Medgar Evers, Mississippi field secretary for the NAACP, was assassinated outside his Jackson home in 1963. Credit: Courtesy of the FBI

With a single ruling, the court sparked a new Civil War. And this one is not being fought with weapons. It is being fought with maps.

Prior to the Voting Rights Act, we did not have a single Black member of the United States House of Representatives from the South, despite a majority of the Black population residing in the region.

After the law’s passage in 1965 and through enforcement in the courts, every state in the South elected Black lawmakers. The law ensured that communities of interest were consolidated, not chopped up and fractured out of political existence.

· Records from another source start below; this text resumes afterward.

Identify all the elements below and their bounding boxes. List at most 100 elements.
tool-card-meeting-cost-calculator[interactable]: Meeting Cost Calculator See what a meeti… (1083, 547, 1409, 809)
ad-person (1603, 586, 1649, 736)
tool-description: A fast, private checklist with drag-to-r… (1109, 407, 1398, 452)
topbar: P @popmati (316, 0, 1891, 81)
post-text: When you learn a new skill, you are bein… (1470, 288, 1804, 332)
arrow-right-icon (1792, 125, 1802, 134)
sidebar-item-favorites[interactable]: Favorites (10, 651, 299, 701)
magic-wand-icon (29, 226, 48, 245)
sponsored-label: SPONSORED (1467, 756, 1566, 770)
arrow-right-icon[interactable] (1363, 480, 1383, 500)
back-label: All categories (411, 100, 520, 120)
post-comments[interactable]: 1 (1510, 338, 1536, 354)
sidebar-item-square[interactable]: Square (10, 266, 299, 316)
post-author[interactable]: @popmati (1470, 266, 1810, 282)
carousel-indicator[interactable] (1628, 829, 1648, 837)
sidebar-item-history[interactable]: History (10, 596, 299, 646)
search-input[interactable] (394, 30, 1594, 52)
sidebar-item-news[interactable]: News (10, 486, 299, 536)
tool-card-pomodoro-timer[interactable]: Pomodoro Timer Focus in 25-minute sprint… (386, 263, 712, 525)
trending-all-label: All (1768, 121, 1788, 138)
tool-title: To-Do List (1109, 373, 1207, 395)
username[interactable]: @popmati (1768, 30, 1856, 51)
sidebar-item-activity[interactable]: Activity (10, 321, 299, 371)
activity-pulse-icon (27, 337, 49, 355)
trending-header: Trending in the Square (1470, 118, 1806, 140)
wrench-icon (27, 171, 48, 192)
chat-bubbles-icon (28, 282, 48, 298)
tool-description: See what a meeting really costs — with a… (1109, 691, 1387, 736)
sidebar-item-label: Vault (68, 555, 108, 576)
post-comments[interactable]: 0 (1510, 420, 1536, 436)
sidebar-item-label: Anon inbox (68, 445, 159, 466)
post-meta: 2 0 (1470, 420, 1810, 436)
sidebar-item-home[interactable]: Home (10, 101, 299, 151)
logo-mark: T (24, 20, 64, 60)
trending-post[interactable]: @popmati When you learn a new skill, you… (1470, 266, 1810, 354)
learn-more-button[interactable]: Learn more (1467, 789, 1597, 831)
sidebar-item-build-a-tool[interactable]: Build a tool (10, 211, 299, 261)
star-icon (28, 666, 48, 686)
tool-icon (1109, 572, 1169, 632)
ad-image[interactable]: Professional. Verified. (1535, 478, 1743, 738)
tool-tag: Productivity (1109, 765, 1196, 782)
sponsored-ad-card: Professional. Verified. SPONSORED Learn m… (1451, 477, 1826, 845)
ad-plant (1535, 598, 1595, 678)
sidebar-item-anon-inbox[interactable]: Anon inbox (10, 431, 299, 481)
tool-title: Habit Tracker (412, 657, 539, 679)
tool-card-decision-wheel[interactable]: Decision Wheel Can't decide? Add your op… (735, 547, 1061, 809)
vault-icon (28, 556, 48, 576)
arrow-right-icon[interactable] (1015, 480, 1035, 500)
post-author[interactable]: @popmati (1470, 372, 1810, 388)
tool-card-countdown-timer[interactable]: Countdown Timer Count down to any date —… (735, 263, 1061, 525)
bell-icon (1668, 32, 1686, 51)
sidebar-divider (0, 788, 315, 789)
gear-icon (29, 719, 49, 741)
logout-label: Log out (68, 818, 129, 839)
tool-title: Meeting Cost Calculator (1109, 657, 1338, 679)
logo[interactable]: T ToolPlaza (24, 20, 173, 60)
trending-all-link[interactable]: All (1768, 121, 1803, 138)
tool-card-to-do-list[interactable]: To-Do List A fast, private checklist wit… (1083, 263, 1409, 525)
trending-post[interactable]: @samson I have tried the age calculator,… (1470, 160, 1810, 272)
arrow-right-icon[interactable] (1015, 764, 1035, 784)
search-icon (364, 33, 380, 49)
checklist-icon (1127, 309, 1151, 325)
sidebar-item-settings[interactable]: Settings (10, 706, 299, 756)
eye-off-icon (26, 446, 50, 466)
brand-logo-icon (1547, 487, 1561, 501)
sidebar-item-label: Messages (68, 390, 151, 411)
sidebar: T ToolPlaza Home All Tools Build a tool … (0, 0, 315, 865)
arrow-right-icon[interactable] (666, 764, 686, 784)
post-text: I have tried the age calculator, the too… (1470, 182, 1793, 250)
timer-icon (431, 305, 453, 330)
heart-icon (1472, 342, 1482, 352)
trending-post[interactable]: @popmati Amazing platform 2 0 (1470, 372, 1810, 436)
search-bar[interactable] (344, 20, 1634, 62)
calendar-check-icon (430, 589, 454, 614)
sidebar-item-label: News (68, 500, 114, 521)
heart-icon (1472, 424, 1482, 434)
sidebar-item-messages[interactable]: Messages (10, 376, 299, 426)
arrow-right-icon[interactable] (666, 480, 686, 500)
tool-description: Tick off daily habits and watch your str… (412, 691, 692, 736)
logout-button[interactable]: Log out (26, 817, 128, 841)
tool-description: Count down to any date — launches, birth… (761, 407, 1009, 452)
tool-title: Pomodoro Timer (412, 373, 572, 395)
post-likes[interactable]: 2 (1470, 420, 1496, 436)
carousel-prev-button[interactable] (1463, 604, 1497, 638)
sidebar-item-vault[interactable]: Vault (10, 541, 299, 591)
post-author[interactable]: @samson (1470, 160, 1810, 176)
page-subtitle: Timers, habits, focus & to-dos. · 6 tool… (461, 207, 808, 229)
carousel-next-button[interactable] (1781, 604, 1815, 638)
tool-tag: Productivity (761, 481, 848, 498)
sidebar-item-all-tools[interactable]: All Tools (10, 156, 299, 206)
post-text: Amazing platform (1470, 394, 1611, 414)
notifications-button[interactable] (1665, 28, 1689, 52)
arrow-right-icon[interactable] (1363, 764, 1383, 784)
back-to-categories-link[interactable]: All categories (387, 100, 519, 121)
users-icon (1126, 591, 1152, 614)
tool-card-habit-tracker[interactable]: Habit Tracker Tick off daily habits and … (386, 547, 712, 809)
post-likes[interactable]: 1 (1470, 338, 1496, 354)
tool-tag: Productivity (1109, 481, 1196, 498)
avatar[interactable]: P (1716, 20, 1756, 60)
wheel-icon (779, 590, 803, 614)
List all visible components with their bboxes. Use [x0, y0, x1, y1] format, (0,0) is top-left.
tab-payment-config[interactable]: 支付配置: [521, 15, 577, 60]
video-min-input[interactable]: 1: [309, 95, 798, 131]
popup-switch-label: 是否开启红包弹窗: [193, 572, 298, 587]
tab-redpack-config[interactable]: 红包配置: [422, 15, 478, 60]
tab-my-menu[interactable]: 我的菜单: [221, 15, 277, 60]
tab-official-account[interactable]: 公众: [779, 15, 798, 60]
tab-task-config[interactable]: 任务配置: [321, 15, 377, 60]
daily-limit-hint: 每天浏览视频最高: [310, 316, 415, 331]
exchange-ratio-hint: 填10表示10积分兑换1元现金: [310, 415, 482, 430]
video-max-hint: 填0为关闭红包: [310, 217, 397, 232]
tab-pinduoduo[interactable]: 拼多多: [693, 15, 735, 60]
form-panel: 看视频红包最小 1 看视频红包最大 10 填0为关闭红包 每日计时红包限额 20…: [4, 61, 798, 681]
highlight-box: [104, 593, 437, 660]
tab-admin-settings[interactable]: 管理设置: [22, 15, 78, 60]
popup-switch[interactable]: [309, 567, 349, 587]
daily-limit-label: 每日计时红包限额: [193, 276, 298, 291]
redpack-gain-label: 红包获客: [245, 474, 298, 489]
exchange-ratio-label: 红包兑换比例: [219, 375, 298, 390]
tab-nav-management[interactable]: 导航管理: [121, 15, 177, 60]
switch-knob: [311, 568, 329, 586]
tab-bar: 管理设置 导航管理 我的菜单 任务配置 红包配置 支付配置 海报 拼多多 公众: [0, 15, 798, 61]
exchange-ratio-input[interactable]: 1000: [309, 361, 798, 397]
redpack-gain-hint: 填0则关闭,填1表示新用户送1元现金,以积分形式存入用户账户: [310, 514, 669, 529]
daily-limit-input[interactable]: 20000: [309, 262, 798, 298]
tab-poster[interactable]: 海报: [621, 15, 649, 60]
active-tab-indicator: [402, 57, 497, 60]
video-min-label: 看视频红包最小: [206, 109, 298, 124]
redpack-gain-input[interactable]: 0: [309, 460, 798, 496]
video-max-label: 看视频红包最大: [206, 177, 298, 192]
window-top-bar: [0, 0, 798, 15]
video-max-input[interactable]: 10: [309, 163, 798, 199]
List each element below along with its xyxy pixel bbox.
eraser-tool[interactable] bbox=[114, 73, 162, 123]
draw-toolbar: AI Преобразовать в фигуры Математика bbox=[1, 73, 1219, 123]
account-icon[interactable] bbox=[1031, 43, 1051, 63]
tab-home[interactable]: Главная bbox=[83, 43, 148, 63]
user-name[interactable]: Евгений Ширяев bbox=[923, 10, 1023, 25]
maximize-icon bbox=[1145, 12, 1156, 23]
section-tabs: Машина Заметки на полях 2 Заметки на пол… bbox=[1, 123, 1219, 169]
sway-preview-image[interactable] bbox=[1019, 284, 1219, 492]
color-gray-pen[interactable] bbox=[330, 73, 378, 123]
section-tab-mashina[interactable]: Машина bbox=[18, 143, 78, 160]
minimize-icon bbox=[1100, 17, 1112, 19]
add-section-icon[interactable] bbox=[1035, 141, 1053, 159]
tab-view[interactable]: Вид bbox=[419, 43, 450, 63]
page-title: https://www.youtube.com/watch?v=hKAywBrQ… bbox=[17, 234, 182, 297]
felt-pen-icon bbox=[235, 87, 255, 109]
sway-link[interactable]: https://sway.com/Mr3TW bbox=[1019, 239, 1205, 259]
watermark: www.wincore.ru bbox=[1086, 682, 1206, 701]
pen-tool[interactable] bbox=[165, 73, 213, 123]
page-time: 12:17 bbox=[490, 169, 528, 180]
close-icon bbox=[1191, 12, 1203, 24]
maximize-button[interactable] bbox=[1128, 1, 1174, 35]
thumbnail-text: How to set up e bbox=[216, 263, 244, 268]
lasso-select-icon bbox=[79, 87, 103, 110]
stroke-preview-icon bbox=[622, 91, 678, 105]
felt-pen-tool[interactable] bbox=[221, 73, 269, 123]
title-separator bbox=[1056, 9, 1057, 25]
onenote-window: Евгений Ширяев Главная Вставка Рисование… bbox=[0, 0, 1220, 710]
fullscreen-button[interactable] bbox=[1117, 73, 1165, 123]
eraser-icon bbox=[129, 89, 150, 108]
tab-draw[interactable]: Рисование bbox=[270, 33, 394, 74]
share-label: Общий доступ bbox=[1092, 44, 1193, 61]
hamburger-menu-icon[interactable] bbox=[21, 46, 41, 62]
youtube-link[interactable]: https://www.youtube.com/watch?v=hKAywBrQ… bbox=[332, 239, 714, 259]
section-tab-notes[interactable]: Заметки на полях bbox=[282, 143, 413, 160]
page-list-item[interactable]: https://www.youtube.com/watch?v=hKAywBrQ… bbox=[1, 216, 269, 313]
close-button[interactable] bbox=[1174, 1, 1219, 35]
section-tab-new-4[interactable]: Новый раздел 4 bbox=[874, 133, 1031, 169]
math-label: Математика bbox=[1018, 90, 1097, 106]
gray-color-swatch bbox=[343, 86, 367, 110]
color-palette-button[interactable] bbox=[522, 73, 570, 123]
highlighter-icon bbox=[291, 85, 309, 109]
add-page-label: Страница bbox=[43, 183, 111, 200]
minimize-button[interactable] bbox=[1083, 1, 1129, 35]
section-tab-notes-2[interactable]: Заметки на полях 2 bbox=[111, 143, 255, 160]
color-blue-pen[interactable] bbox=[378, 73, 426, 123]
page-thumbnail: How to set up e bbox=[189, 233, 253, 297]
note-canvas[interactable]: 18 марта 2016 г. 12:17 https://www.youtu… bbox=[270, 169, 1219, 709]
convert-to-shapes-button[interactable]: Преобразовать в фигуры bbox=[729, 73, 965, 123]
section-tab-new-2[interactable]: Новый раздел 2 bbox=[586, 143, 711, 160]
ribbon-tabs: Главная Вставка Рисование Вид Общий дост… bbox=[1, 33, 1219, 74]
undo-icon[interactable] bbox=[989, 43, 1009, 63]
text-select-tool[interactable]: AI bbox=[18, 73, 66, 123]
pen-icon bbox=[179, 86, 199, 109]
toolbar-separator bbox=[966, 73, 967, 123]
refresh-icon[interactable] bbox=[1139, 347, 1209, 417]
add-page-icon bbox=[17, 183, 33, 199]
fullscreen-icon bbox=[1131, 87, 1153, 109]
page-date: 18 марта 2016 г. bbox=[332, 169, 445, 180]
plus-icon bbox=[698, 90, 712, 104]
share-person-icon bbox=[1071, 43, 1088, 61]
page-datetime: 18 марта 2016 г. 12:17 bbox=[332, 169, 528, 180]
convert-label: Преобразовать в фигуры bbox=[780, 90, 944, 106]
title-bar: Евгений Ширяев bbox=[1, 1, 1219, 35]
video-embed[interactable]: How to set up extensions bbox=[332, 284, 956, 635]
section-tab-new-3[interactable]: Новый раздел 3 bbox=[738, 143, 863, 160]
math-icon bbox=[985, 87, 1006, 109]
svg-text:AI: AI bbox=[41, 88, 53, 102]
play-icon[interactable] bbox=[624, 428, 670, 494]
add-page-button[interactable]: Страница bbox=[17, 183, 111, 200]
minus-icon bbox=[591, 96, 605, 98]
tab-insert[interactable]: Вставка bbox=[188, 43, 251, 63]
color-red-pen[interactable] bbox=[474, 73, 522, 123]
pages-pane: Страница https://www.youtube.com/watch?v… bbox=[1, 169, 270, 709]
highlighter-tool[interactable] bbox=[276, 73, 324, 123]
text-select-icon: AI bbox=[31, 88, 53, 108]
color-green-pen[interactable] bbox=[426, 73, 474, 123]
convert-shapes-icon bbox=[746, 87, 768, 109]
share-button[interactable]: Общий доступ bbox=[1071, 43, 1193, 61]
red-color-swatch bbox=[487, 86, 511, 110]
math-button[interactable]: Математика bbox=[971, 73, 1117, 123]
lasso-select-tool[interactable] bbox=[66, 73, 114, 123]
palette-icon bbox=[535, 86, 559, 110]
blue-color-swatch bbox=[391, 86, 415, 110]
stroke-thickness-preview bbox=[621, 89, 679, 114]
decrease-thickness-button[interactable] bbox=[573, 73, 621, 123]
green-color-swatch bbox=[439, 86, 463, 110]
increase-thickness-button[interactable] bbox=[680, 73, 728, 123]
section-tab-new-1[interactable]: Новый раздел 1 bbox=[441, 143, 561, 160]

The Voting Rights Act put more people at the table, allowed more people to participate in the process and provided safeguards that allowed people to advocate for the candidates of their choice.

Let’s be very clear: racial gerrymandering is voter suppression. It is discrimination. When Black communities are surgically split up into numerous districts, so that they only make up a small percentage of the vote share in each district, their voice and vote lose their weight.

Attacking Black political power as a front to seize illegitimate control over all of us is unacceptable and undemocratic. But Gov. Tate Reeves and his clan view it differently. To them, voter suppression is a game.

Immediately after the Supreme Court announced its ruling, Mississippi Republicans jumped on the opportunity to reverse Mississippi back to its confederate roots. They exploited the opportunity to push a map that would erase the only majority-Black congressional district in our state, which I have the honor to serve and represent.

Mississippi is almost 40% Black. But under Reeves’ congressional map, Black Mississippians lose their one and only seat in Congress.

To those of us who believe in democracy, it’s evident that Gov. Reeves is leading an effort to shut us out of the political process. But to him, this gerrymander would end what he calls my “reign of terror.”

I have proudly represented the 2nd Congressional District, and have among the best attendance records in the whole of Congress. I, along with the Congressional Black Caucus, have consistently voted for greater access to healthcare, resources to uplift the poor, for increased support for our schools, stronger infrastructure and for an end to Donald Trump’s authoritarian regime.

Attendees cheer in unison a voting rights rally at the Jackson Convention Center, Wednesday, May 20, 2026, in Jackson. Credit: Vickie D. King/Mississippi Today

Meanwhile, under Reeves’ reign, Mississippi ranks 48th out of 50 on health. And we are second-lowest in the nation on education.

If you ask me, that’s the real reign of terror plaguing Mississippians, and Reeves knows it. He and others have become so unpopular that they are rigging the system to keep their wealthy, out-of-touch and racist cronies in control of our government.

Take Shad White for example, the state auditor and a candidate for governor. He’s called for eliminating me through racial gerrymandering, and the next day, posted a photo of his AR-15 assault rifle with the caption “lock and load.” This is how they plan to maintain power, but we cannot allow it.

These are dark times for Mississippi, the South, and the whole United States. But we need to resist these attacks with every fiber in our body. We need to take this on in full force, peacefully, united and determined.

The Civil Rights Movement of the 1960s won – don’t forget that. Despite it being rigged against them, the People overwhelmed the political system. They marched and protested, they got laws passed, they eradicated Jim Crow and they secured representation in Congress that all Americans deserve.

My former colleague Congressman John Lewis reminded us that “democracy is not a state, it is an act.” Freedom must be defended day in and day out.

We know how to confront this. We’ve done it before, and we will hold all of those accountable who are hellbent to shut us down. 

As Medgar Evers’ T-shirts so pointedly proclaimed: Jim Crow Must Go.

Bennie Thompson has represented Mississippi’s 2nd District in the U.S. House since 1993. Thompson is former chair and currently the ranking member of the House Homeland Security Committee. He previously served as mayor of Bolton and on the Hinds County Board of Supervisors.